Gosh, planning is really difficult, isn't it?

When even The Guardian points out that a centralised and centrally planned system doesn’t work perhaps it really is true that a centralised and centrally planned system doesn’t work? As they are about testing for the coronavirus:

With 400 public health offices forging ahead with testing, the country is a model for others to emulate

As the coronavirus crisis tests the resilience of democracies around the globe, Germany has gone from cursing its lead-footed, decentralised political system to wondering if federalism’s tortoise versus hare logic puts it in a better position to brave the pandemic than most.

Our own system has been to spend £4 billion a year and change on Public Health England - a centralised and centrally planned organisation - to lecture us on the dangers of Cocoa Pops. That might not have been the right decision.

At least one forecast is suggesting that Britain’s outcome from this pandemic will be the worst in Europe. Leading to the thought that if the outcome is worse given exactly the same cause then it must be the system itself which is less than efficient.

However, the real point here is that we can see how difficult planning is in the face of uncertainty. We don’t - no one does - know what really should be done because we just don’t have the necessary information to be able to do so.

Which is all rather Hayek really, isn’t it? That centre cannot gain the information necessary to be able to make decisions. Therefore we cannot rely upon the centre and its plans.

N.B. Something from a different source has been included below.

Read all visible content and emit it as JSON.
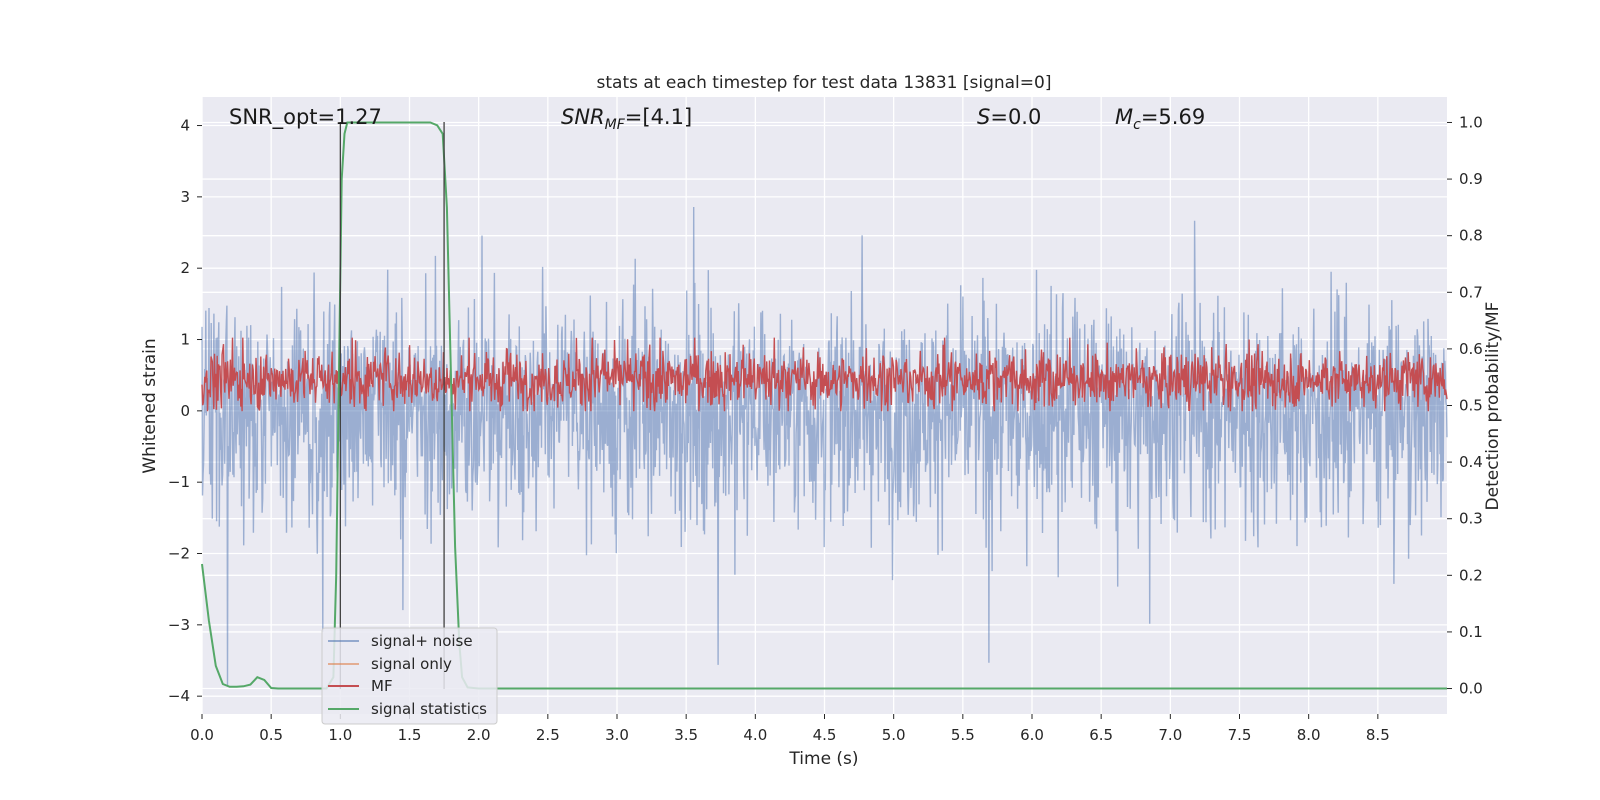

But here’s the thing. Decision making in a pandemic is easy. Easy as compared to decision making about an economy in the absence of a pandemic that is. Currently we’re trying to decide whether to be poorer while retaining more of us or leave some more to die and not be so poor. If not a binary decision then at least close to it.

Now try managing a normal peacetime economy. 65 million people with unique and individual utility functions. At least one billion discrete items are on offer for sale in this economy. That number both growing and morphing as technology marches on and tastes change. That centre is going to be able to plan this?

No one is saying that the current planning - however well intentioned - for the coronavirus is being done all that well. It is though an obvious example of the impossibility of that same centralised and planned process performing a difficult task such as running our economy.